Après la tension, l'heure est à l'apaisement entre leaders ivoiriens mais le déblocage du processus électoral reste à confirmer et la présidentielle n'en finit plus de se faire attendre après ses reports en série depuis 2005.
Les images étaient belles: le président Laurent Gbagbo rendant visite la semaine dernière à son prédécesseur Henri Konan Bédié, puis lundi dernier à l'autre grand opposant, l'ex-Premier ministre Alassane Ouattara, c'était la consécration du "dialogue direct interivoirien", selon des médias locaux.

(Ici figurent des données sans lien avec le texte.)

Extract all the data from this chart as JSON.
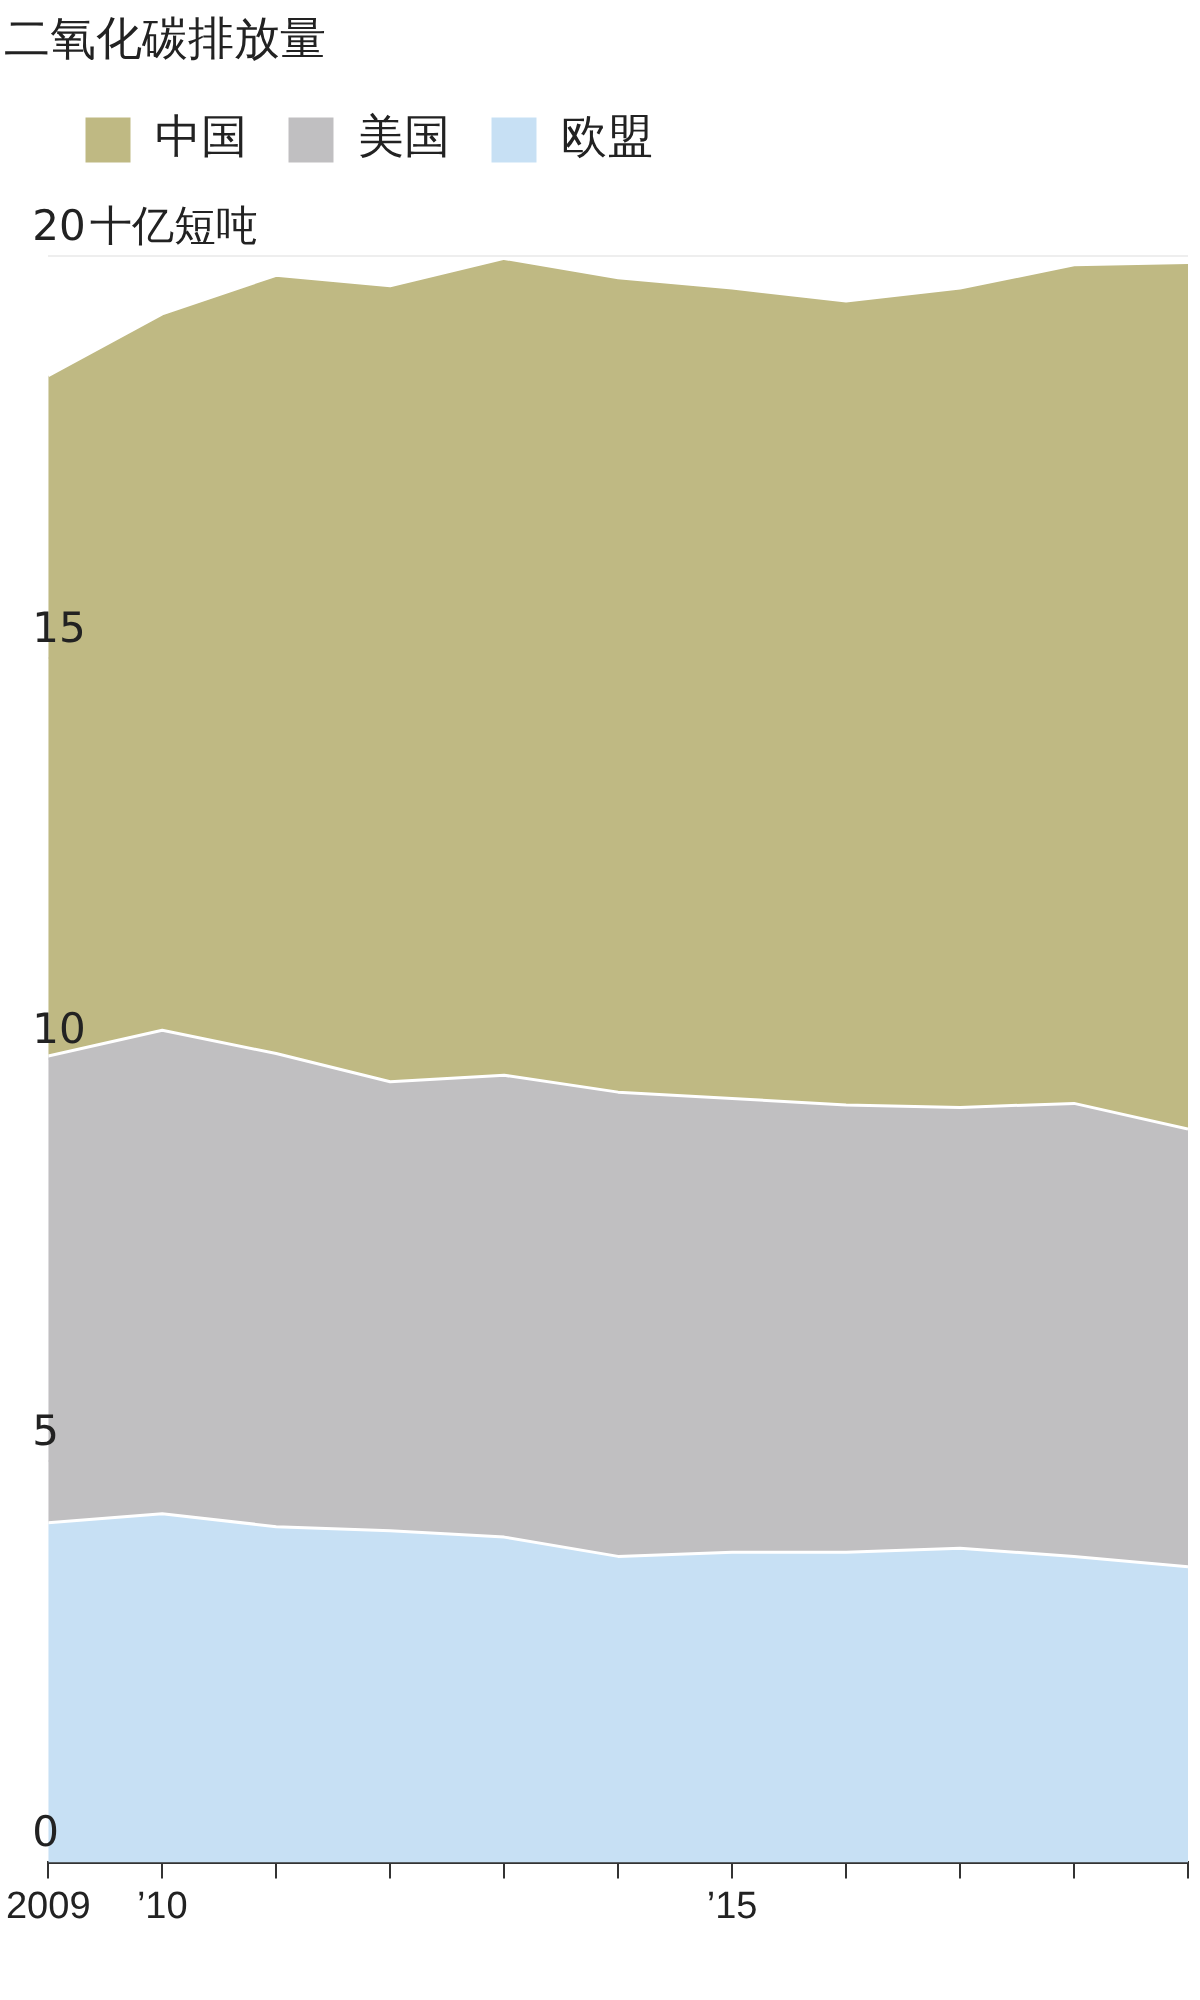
{
  "chart_data": {
    "type": "area",
    "title": "二氧化碳排放量",
    "ylabel": "十亿短吨",
    "x": [
      2009,
      2010,
      2011,
      2012,
      2013,
      2014,
      2015,
      2016,
      2017,
      2018,
      2019
    ],
    "stacked": true,
    "series": [
      {
        "name": "欧盟",
        "color": "#c7e0f4",
        "values": [
          4.23,
          4.34,
          4.18,
          4.13,
          4.05,
          3.81,
          3.86,
          3.86,
          3.91,
          3.81,
          3.68
        ]
      },
      {
        "name": "美国",
        "color": "#c0bfc1",
        "values": [
          5.81,
          6.02,
          5.89,
          5.59,
          5.75,
          5.78,
          5.65,
          5.57,
          5.49,
          5.64,
          5.45
        ]
      },
      {
        "name": "中国",
        "color": "#bfb983",
        "values": [
          8.47,
          8.92,
          9.69,
          9.91,
          10.17,
          10.14,
          10.09,
          10.01,
          10.2,
          10.44,
          10.79
        ]
      }
    ],
    "xlim": [
      2009,
      2019
    ],
    "xticks": [
      2009,
      {
        "value": 2010,
        "label": "’10"
      },
      {
        "value": 2011,
        "label": null
      },
      {
        "value": 2012,
        "label": null
      },
      {
        "value": 2013,
        "label": null
      },
      {
        "value": 2014,
        "label": null
      },
      {
        "value": 2015,
        "label": "’15"
      },
      {
        "value": 2016,
        "label": null
      },
      {
        "value": 2017,
        "label": null
      },
      {
        "value": 2018,
        "label": null
      },
      {
        "value": 2019,
        "label": null
      }
    ],
    "ylim": [
      0,
      20
    ],
    "yticks": [
      0,
      5,
      10,
      15,
      20
    ],
    "grid": "y",
    "legend": "top left"
  }
}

Ces tête-à-tête inhabituels ont fait naître l'espoir d'une relance du processus électoral, qui avait calé en début d'année pour cause de controverse autour de la Commission électorale indépendante (CEI). La dissolution de la CEI en février par le chef de l'Etat, qui l'accusait de "fraude" sur la liste des votants, avait plongé le pays dans la tourmente.
L'élection est attendue depuis la fin du mandat de M. Gbagbo en 2005 pour clore la crise née du putsch manqué de 2002, qui a coupé le pays en un sud loyaliste et un nord contrôlé par l'ex-rébellion des Forces nouvelles (FN).

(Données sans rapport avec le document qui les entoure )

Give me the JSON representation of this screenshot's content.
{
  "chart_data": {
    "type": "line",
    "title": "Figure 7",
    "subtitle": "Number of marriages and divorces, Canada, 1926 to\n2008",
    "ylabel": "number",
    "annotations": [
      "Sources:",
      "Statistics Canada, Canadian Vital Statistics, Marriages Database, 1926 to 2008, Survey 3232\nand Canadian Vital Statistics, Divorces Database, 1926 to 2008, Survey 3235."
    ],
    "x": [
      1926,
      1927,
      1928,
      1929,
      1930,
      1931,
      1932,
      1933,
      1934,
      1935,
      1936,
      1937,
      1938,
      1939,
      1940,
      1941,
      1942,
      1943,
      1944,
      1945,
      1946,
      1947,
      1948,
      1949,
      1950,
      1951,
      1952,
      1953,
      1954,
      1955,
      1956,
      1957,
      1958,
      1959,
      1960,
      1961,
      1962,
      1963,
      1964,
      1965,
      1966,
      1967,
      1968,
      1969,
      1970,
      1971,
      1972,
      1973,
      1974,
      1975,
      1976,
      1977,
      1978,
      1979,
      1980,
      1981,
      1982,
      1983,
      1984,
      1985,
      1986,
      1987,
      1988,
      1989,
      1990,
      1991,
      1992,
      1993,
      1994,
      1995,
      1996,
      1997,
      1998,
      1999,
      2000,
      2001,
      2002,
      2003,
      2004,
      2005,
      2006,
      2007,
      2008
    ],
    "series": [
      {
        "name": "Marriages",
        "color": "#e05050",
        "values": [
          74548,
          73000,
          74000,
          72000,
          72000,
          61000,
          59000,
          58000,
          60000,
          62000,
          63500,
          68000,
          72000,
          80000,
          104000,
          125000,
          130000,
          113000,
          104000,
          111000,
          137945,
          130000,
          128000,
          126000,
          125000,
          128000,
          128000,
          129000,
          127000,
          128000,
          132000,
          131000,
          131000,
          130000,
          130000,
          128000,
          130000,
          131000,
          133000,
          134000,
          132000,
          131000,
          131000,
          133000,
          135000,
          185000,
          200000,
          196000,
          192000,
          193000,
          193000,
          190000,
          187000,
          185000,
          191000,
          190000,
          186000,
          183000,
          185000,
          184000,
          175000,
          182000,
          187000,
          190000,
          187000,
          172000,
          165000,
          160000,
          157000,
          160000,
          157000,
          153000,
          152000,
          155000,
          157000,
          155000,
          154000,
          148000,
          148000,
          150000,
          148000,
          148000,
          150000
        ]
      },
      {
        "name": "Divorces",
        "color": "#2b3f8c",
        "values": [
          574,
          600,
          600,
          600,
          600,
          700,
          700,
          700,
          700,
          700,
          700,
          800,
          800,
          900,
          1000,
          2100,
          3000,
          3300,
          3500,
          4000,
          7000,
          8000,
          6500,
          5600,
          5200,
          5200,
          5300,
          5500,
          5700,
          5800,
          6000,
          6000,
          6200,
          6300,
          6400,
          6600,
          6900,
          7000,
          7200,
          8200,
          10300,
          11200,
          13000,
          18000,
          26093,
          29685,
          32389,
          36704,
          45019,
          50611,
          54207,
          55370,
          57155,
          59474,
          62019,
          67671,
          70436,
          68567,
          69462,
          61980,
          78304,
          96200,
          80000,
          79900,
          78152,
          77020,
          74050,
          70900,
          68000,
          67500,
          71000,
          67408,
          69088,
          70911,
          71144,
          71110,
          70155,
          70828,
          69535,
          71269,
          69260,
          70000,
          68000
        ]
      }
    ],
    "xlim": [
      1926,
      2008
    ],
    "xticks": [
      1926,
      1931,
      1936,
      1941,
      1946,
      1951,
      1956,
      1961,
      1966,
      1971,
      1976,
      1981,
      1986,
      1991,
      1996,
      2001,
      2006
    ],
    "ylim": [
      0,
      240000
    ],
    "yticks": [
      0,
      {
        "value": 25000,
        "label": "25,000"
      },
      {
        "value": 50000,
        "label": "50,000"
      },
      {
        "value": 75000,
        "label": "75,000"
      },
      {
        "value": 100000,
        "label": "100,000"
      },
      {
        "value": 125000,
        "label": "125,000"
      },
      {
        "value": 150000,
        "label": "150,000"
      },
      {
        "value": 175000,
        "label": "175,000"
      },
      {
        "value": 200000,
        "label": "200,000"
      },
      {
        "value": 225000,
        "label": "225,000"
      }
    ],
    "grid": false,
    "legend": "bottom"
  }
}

Les récentes rencontres au sommet "décrispent la situation", souligne auprès de l'AFP une source diplomatique occidentale.

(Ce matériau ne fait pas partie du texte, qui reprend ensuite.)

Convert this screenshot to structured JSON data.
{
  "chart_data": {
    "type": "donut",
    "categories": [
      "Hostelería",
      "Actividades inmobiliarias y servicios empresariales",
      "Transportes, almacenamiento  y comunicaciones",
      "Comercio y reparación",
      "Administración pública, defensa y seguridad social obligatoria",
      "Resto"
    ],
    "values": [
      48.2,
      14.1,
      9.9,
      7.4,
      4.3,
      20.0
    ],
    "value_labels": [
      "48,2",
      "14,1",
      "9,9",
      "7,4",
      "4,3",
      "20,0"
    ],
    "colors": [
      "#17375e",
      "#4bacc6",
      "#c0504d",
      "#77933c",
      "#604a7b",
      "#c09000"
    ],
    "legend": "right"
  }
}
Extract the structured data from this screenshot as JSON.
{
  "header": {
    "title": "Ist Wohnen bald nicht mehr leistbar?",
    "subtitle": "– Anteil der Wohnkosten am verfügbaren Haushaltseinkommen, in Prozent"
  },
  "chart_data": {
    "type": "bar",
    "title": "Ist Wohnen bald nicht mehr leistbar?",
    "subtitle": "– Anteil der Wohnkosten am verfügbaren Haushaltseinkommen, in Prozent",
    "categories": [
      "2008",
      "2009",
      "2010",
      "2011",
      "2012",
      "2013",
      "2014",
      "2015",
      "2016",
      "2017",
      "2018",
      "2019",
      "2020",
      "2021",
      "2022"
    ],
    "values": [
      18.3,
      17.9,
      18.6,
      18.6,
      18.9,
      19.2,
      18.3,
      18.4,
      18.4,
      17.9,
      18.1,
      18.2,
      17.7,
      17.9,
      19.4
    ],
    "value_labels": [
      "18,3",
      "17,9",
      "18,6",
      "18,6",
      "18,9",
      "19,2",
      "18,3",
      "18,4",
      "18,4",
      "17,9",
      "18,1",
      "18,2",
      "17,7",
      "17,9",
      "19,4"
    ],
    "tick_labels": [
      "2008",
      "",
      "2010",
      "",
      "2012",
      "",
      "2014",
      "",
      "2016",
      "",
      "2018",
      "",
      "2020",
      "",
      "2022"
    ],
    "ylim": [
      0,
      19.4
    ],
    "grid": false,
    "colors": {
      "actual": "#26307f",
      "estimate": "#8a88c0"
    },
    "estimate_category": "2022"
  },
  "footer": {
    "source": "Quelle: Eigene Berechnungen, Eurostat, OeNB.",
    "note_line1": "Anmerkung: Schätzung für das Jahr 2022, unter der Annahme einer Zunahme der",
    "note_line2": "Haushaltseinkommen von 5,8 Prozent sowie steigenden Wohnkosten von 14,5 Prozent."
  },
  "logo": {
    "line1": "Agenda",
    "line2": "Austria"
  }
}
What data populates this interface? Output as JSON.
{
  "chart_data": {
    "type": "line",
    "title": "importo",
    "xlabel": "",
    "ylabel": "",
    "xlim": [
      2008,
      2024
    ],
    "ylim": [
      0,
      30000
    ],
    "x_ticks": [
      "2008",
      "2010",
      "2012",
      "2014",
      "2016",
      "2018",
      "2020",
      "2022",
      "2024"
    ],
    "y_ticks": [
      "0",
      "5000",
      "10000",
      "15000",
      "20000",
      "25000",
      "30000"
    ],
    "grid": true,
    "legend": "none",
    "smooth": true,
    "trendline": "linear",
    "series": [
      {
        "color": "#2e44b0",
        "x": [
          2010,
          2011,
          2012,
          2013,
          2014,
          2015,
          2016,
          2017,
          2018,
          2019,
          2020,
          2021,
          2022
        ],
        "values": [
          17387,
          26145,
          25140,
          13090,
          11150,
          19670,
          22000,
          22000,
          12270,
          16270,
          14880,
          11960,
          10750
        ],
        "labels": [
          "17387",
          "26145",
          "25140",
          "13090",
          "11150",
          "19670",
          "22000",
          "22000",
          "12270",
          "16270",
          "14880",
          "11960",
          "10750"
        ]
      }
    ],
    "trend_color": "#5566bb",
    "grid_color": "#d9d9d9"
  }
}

Le rendez-vous avec M. Bédié survenait dans un climat tendu par l'annonce par la jeunesse d'opposition de manifestations le 15 mai à Abidjan et dans le pays.
La marche devait servir à réclamer une date pour le scrutin, mais certains allaient jusqu'à souhaiter chasser M. Gbagbo du pouvoir, faisant craindre une confrontation, voire un bain de sang.
Finalement, les deux opposants et leaders du Rassemblement des houphouétistes pour la démocratie et la paix (RHDP) ont annoncé le "report" sine die de la manifestation.
Mais la potion est amère pour la jeunesse RHDP, désavouée par ses "aînés" et livrée à la colère d'une base très remontée.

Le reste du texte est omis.